Pese a estar con el cuello doblado y el espinazo retorcido, el guardia aún respiraba. Llevaba nueve días encerrado en la caja laqueada de rojo. A través de una rendija había visto aparecer y desaparecer el sol. «Nueve días.»

Los atesoraba como si de un puñado de dinares se tratara. Los contaba una y otra vez, sin descanso. «Nueve días. Nueve días. Nueve días.» Si lograba aferrarse a este recuerdo hasta el momento de su muerte, mantendría su alma intacta para recibir el protector abrazo de Dios.

Había desistido de intentar recordar su nombre.

Al oír el suave sonido de unos pasos que se acercaban, el guardia rompió a llorar. Todos y cada uno de los nueve días había aparecido el mismo hombre enjuto, de barba negra y sucio caftán blanco. Todos los días le practicaba algún corte al guardia, o le provocaba alguna quemadura. Pero lo peor venía cuando el guardia se veía obligado a contemplar el dolor ajeno.

El hombre enjuto había desollado a una muchacha marismeña, sujetando los párpados del guardia para que este viera cómo se rizaba la piel de la joven bajo el cuchillo. Y había quemado vivo a un muchacho badawi mientras sostenía la cabeza del guardia para que el humo asfixiante invadiera su nariz. El guardia había tenido que contemplar cómo los gules del hombre enjuto descuartizaban los cuerpos mutilados y carbonizados y devoraban la carne de su pecho. Había sido testigo de cómo la criatura esclava del hombre enjuto, aquel ser compuesto de sombras y piel de chacal, extraía algo reluciente de aquellos cadáveres y los dejaba con el corazón reducido a jirones y los ojos vacíos encendidos de rojo.

Todo esto había estado a punto de quebrar la cordura del guardia. A punto. Pero se resistía a olvidar por completo. «Nueve días. Nueve… ¡Dios Misericordioso, sácame de este mundo!»

El guardia procuró dominarse.
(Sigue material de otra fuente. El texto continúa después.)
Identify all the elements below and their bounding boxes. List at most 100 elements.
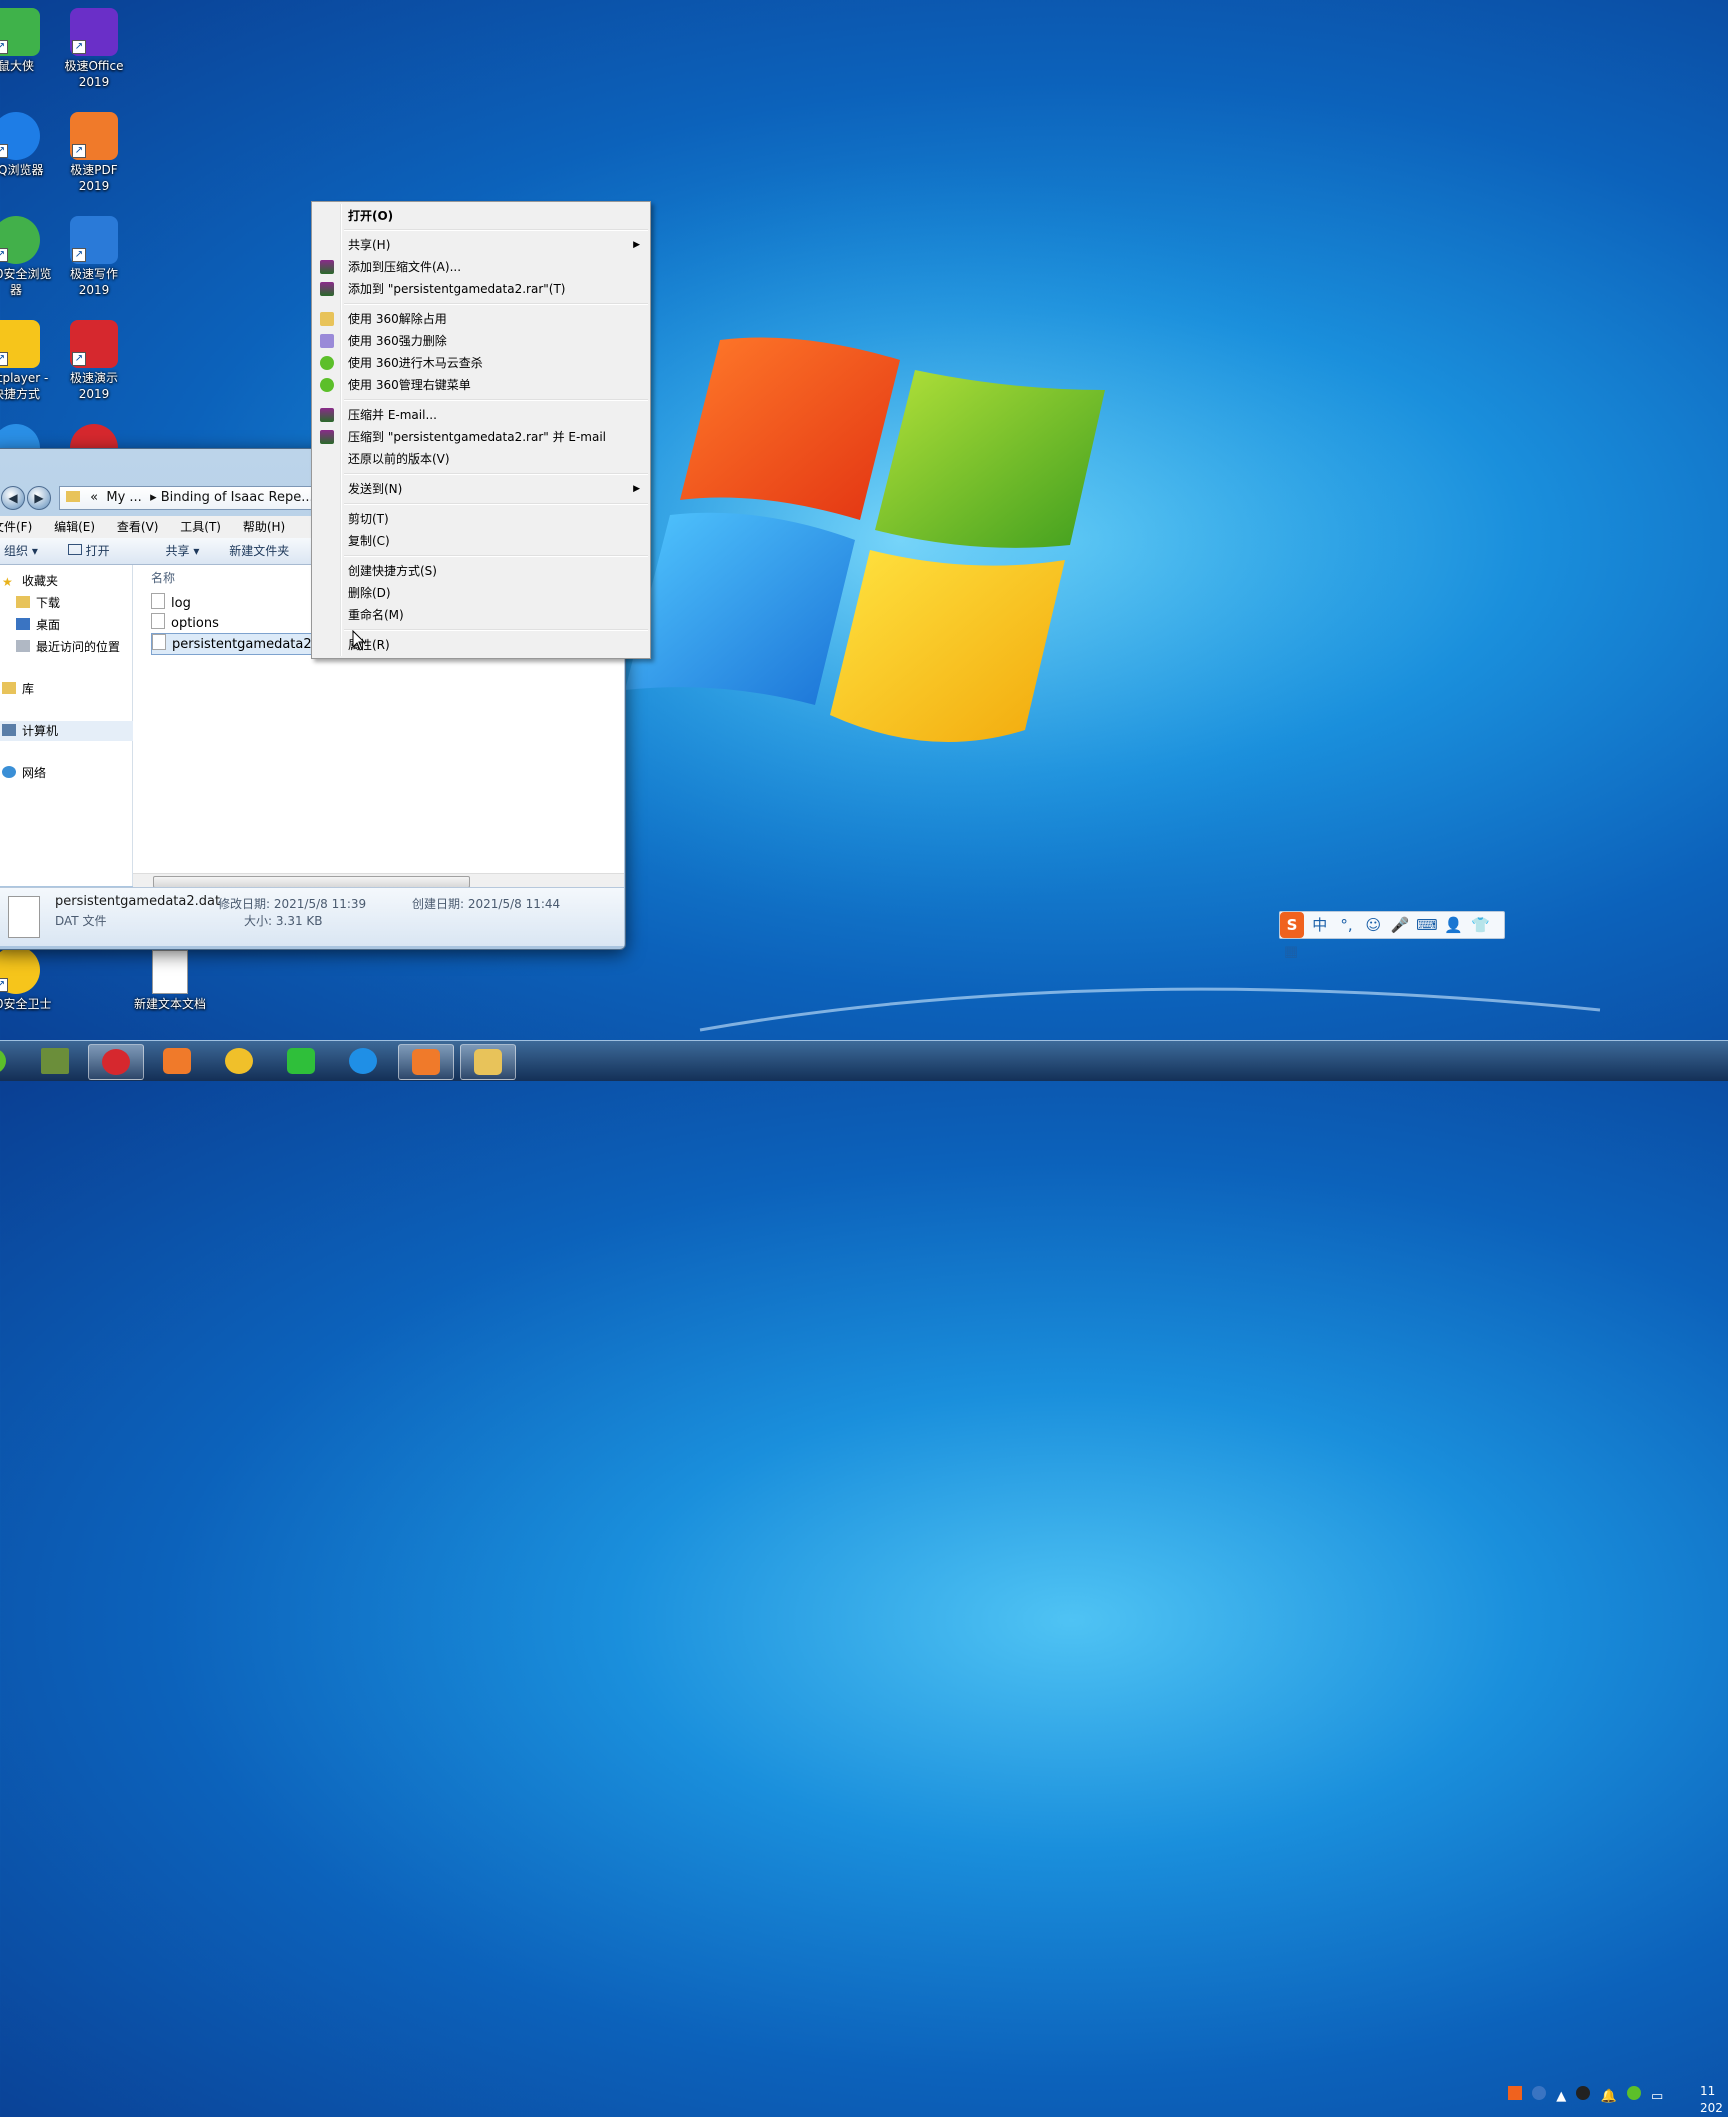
menu-separator	[344, 229, 648, 231]
iqiyi-icon	[287, 1048, 315, 1074]
details-size: 大小: 3.31 KB	[244, 914, 323, 928]
nav-computer[interactable]: 计算机	[0, 721, 136, 741]
sogou-logo-icon[interactable]: S	[1280, 912, 1304, 938]
menu-edit[interactable]: 编辑(E)	[54, 520, 95, 534]
menu-item-compress-email[interactable]: 压缩并 E-mail...	[314, 404, 648, 426]
file-row[interactable]: log	[151, 593, 191, 613]
office-icon: ↗	[70, 8, 118, 56]
file-row-selected[interactable]: persistentgamedata2.dat	[151, 633, 313, 655]
menu-item-360-force-delete[interactable]: 使用 360强力删除	[314, 330, 648, 352]
explorer-folder-icon	[474, 1049, 502, 1075]
ime-voice-icon[interactable]: 🎤	[1389, 912, 1411, 938]
network-tray-icon[interactable]: ▭	[1651, 2089, 1663, 2104]
360-scan-icon	[320, 356, 334, 370]
ime-user-icon[interactable]: 👤	[1443, 912, 1465, 938]
menu-item-send-to[interactable]: 发送到(N) ▶	[314, 478, 648, 500]
360-tray-icon[interactable]	[1626, 2086, 1641, 2100]
nav-favorites[interactable]: ★ 收藏夹	[2, 571, 58, 591]
menu-file[interactable]: 文件(F)	[0, 520, 32, 534]
menu-item-360-manage-menu[interactable]: 使用 360管理右键菜单	[314, 374, 648, 396]
menu-item-open[interactable]: 打开(O)	[314, 205, 648, 227]
ime-punctuation-toggle[interactable]: °,	[1336, 912, 1358, 938]
back-button[interactable]: ◀	[1, 486, 25, 510]
file-row[interactable]: options	[151, 613, 219, 633]
menu-item-delete[interactable]: 删除(D)	[314, 582, 648, 604]
organize-button[interactable]: 组织 ▾	[4, 544, 38, 558]
ime-toolbar: S 中 °, ☺ 🎤 ⌨ 👤 👕 ▦	[1279, 911, 1505, 960]
mouse-hero-icon: ↗	[0, 8, 40, 56]
ime-toolbox-icon[interactable]: ▦	[1280, 938, 1302, 964]
settings-file-icon	[151, 613, 165, 629]
desktop-icon-office[interactable]: ↗ 极速Office 2019	[56, 8, 132, 90]
menu-view[interactable]: 查看(V)	[117, 520, 159, 534]
menu-help[interactable]: 帮助(H)	[243, 520, 285, 534]
360-browser-icon: ↗	[0, 216, 40, 264]
menu-item-add-rar[interactable]: 添加到 "persistentgamedata2.rar"(T)	[314, 278, 648, 300]
details-modified: 修改日期: 2021/5/8 11:39	[218, 897, 367, 911]
menu-item-share[interactable]: 共享(H) ▶	[314, 234, 648, 256]
menu-item-rename[interactable]: 重命名(M)	[314, 604, 648, 626]
nav-desktop[interactable]: 桌面	[16, 615, 60, 635]
file-icon	[151, 593, 165, 609]
menu-item-add-archive[interactable]: 添加到压缩文件(A)...	[314, 256, 648, 278]
desktop-icon-potplayer[interactable]: ↗ Potplayer - 快捷方式	[0, 320, 54, 402]
desktop-icon-mouse-hero[interactable]: ↗ 鼠大侠	[0, 8, 54, 74]
taskbar-kugou[interactable]	[336, 1044, 390, 1078]
system-tray: ▲ 🔔 ▭	[1508, 2086, 1663, 2104]
details-created: 创建日期: 2021/5/8 11:44	[412, 897, 561, 911]
desktop-icon-presentation[interactable]: ↗ 极速演示 2019	[56, 320, 132, 402]
arrow-tray-icon[interactable]: ▲	[1556, 2089, 1566, 2104]
taskbar-iqiyi[interactable]	[274, 1044, 328, 1078]
taskbar-minecraft[interactable]	[28, 1044, 82, 1078]
menu-item-create-shortcut[interactable]: 创建快捷方式(S)	[314, 560, 648, 582]
forward-button[interactable]: ▶	[27, 486, 51, 510]
potplayer-icon: ↗	[0, 320, 40, 368]
taskbar-explorer[interactable]	[460, 1044, 516, 1080]
desktop-folder-icon	[16, 618, 30, 630]
nav-downloads[interactable]: 下载	[16, 593, 60, 613]
ime-keyboard-icon[interactable]: ⌨	[1416, 912, 1438, 938]
taskbar-presentation-2[interactable]	[398, 1044, 454, 1080]
qq-tray-icon[interactable]	[1576, 2086, 1591, 2100]
ime-skin-icon[interactable]: 👕	[1469, 912, 1491, 938]
pdf-icon: ↗	[70, 112, 118, 160]
nav-libraries[interactable]: 库	[2, 679, 34, 699]
presentation-icon	[412, 1049, 440, 1075]
writer-icon: ↗	[70, 216, 118, 264]
ime-lang-toggle[interactable]: 中	[1309, 912, 1331, 938]
menu-item-cut[interactable]: 剪切(T)	[314, 508, 648, 530]
open-button[interactable]: 打开	[67, 544, 136, 558]
menu-tools[interactable]: 工具(T)	[180, 520, 221, 534]
share-button[interactable]: 共享 ▾	[166, 544, 200, 558]
bell-tray-icon[interactable]: 🔔	[1601, 2089, 1617, 2104]
new-folder-button[interactable]: 新建文件夹	[229, 544, 289, 558]
taskbar-game[interactable]	[212, 1044, 266, 1078]
menu-item-compress-rar-email[interactable]: 压缩到 "persistentgamedata2.rar" 并 E-mail	[314, 426, 648, 448]
column-header-name[interactable]: 名称	[151, 569, 175, 586]
desktop-icon-360-browser[interactable]: ↗ 360安全浏览器	[0, 216, 54, 298]
taskbar-netease-music[interactable]	[88, 1044, 144, 1080]
desktop-icon-new-text-doc[interactable]: 新建文本文档	[132, 950, 208, 1012]
ime-emoji-icon[interactable]: ☺	[1362, 912, 1384, 938]
library-icon	[2, 682, 16, 694]
nav-recent-places[interactable]: 最近访问的位置	[16, 637, 120, 657]
taskbar-presentation[interactable]	[150, 1044, 204, 1078]
menu-item-360-unlock[interactable]: 使用 360解除占用	[314, 308, 648, 330]
nav-network[interactable]: 网络	[2, 763, 46, 783]
menu-item-restore-versions[interactable]: 还原以前的版本(V)	[314, 448, 648, 470]
desktop-icon-writer[interactable]: ↗ 极速写作 2019	[56, 216, 132, 298]
desktop-icon-360-safe[interactable]: ↗ 360安全卫士	[0, 946, 54, 1012]
360-shredder-icon	[320, 334, 334, 348]
desktop-icon-pdf[interactable]: ↗ 极速PDF 2019	[56, 112, 132, 194]
desktop-icon-qq-browser[interactable]: ↗ QQ浏览器	[0, 112, 54, 178]
start-button[interactable]	[0, 1044, 14, 1078]
folder-icon	[66, 491, 80, 502]
help-tray-icon[interactable]	[1532, 2086, 1547, 2100]
menu-item-360-scan[interactable]: 使用 360进行木马云查杀	[314, 352, 648, 374]
sogou-tray-icon[interactable]	[1508, 2086, 1522, 2100]
taskbar-clock[interactable]: 11 202	[1700, 2083, 1723, 2117]
menu-item-copy[interactable]: 复制(C)	[314, 530, 648, 552]
horizontal-scrollbar[interactable]	[133, 873, 624, 888]
netease-music-icon	[102, 1049, 130, 1075]
address-input[interactable]: « My ... ▸ Binding of Isaac Repe...	[59, 486, 316, 510]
Nunca había sido proclive a gimotear y desear estar muerto. Había soportado palizas y cuchilladas apretando los dientes. Era una persona fuerte. ¿Acaso no había protegido al califa en persona una vez? ¿Qué más daba que ya no supiera su nombre?

«Aunque camine por la espesura infestada de gules y djinns malévolos, no hay temor capaz de… capaz de…» No lograba recordar el resto de la escritura. Incluso los Capítulos Celestiales lo eludían ahora.

La caja se abrió con un doloroso estallido de luz. El hombre enjuto del caftán mugriento apareció ante él. Junto al hombre enjuto se encontraba su esbirro, esa cosa —en parte sombra, en parte chacal, en parte hombre cruel— que se hacía llamar Mouw Awa. El guardia profirió un alarido.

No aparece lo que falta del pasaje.